Fascinating. I think the process could be automated, though I don't know if it's been invented yet. You would want to use the existing autocomplete tech (probabilistic models based on Levenshtein distance and letter proximity on keyboard?) in combination with actually understanding the context of the article and using that to select the right correction. Actually, it sounds fairly trivial to slap those two together, and the 2nd half sounds like something a humble BERT could handle? (I've heard people getting great results with BERTs in current year, though they usually fine-tune them on their particular domain.)
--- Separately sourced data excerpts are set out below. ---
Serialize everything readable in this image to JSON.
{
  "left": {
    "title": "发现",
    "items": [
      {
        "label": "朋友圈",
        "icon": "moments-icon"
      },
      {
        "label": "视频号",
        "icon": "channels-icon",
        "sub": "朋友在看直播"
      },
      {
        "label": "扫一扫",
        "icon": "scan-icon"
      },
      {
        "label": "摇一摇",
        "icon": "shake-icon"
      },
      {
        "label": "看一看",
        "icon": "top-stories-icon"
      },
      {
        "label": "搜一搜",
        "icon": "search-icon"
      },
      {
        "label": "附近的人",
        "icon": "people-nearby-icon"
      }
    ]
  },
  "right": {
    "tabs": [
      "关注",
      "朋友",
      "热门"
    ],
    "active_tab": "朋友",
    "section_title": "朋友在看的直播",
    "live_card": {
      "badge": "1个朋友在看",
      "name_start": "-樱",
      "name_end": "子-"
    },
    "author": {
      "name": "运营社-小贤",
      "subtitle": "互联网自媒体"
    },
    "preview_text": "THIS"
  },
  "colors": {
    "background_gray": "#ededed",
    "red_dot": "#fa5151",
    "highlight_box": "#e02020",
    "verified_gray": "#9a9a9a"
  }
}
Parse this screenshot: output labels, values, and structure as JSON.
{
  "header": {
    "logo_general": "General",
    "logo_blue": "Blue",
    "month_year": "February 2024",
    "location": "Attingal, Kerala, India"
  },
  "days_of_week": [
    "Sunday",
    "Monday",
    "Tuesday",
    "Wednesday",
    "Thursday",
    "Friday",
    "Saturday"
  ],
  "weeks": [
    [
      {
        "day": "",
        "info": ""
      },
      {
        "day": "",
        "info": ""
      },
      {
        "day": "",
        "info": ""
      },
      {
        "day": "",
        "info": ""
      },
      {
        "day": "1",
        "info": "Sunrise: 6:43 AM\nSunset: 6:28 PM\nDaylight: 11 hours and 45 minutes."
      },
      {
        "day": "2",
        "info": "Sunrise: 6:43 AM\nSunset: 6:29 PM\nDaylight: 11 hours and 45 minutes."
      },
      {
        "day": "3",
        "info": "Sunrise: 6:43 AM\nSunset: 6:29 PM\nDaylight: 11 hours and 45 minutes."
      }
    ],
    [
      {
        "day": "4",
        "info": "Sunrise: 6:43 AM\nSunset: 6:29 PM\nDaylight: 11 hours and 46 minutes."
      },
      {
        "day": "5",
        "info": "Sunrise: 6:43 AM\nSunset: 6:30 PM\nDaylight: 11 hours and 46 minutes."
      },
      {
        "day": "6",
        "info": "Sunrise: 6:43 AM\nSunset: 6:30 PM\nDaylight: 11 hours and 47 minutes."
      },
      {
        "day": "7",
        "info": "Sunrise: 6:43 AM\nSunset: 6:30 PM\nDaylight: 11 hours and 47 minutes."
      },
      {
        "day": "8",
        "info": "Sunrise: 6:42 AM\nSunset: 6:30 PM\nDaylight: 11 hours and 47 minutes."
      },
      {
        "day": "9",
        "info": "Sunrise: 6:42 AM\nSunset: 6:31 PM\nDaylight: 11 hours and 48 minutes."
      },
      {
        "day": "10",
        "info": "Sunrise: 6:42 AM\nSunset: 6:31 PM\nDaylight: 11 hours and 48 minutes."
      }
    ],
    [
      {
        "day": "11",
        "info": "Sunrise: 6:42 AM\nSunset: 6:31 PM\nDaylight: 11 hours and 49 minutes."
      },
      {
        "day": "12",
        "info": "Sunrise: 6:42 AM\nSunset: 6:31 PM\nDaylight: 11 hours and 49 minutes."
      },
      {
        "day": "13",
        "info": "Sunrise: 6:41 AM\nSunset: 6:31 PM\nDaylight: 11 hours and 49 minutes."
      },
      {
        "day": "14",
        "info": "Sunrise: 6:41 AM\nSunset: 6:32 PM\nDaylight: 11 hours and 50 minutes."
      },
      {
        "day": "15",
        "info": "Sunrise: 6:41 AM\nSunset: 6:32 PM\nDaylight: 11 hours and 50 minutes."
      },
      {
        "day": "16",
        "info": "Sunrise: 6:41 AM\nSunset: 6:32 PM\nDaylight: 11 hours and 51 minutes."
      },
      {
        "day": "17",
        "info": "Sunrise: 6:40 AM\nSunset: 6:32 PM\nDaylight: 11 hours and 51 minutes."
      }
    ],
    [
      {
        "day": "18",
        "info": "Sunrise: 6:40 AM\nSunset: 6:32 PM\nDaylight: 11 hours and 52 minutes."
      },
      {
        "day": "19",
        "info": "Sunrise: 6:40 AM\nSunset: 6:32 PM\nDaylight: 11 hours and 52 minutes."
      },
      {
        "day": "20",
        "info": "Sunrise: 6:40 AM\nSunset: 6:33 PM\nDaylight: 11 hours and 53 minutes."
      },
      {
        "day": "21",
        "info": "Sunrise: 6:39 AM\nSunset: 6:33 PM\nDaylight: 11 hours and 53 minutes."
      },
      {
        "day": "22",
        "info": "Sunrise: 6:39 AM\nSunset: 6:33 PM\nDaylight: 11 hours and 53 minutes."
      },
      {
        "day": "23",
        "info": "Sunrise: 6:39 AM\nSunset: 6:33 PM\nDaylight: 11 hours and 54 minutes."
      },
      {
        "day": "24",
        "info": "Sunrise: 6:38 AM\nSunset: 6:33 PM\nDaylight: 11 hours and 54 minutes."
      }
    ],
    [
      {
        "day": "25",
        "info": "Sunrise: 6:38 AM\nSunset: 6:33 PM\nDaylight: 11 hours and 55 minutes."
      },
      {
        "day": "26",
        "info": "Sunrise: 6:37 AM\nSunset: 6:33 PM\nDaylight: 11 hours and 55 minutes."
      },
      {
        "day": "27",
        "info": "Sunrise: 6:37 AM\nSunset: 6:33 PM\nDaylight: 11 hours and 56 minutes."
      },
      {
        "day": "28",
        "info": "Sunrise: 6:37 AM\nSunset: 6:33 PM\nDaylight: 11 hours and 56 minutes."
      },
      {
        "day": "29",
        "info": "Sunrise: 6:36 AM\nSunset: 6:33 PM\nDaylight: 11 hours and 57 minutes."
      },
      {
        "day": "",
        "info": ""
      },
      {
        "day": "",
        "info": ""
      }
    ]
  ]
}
I actually think even BERT could be overkill here -- I have a half-baked prototype of a keyword expansion system that should do the trick here. The idea is is to construct a data structure of keywords ahead of time (e.g. by data-mining some portion of Common Crawl), where each keyword has "neighbors" -- words that often appear together and (sometimes, but not always) signal relatedness. I didn't take the concept very far yet, but I give it better than even odds! (Especially if the resulting data structure is pruned by a half-decent LLM -- my initial attempts resulted in a lot of questionable "neighbors" -- though I had a fairly small dataset so it's likely I was largely looking at noise.)

> I think the process could be automated

It can definitely be automated in my opinion, if you go with a supermajority workflow. Something that I've noticed with LLMs is it's very unlikely for all high-quality LLM models to be wrong at the same time. So if you go by a supermajority, the changes are almost certainly valid.

Having said all of that, I still believe we are not addressing the root cause of bad searches which is "garbage in, garbage out". I strongly believe the true calling for LLM will be to help us curate and manage data, at scale.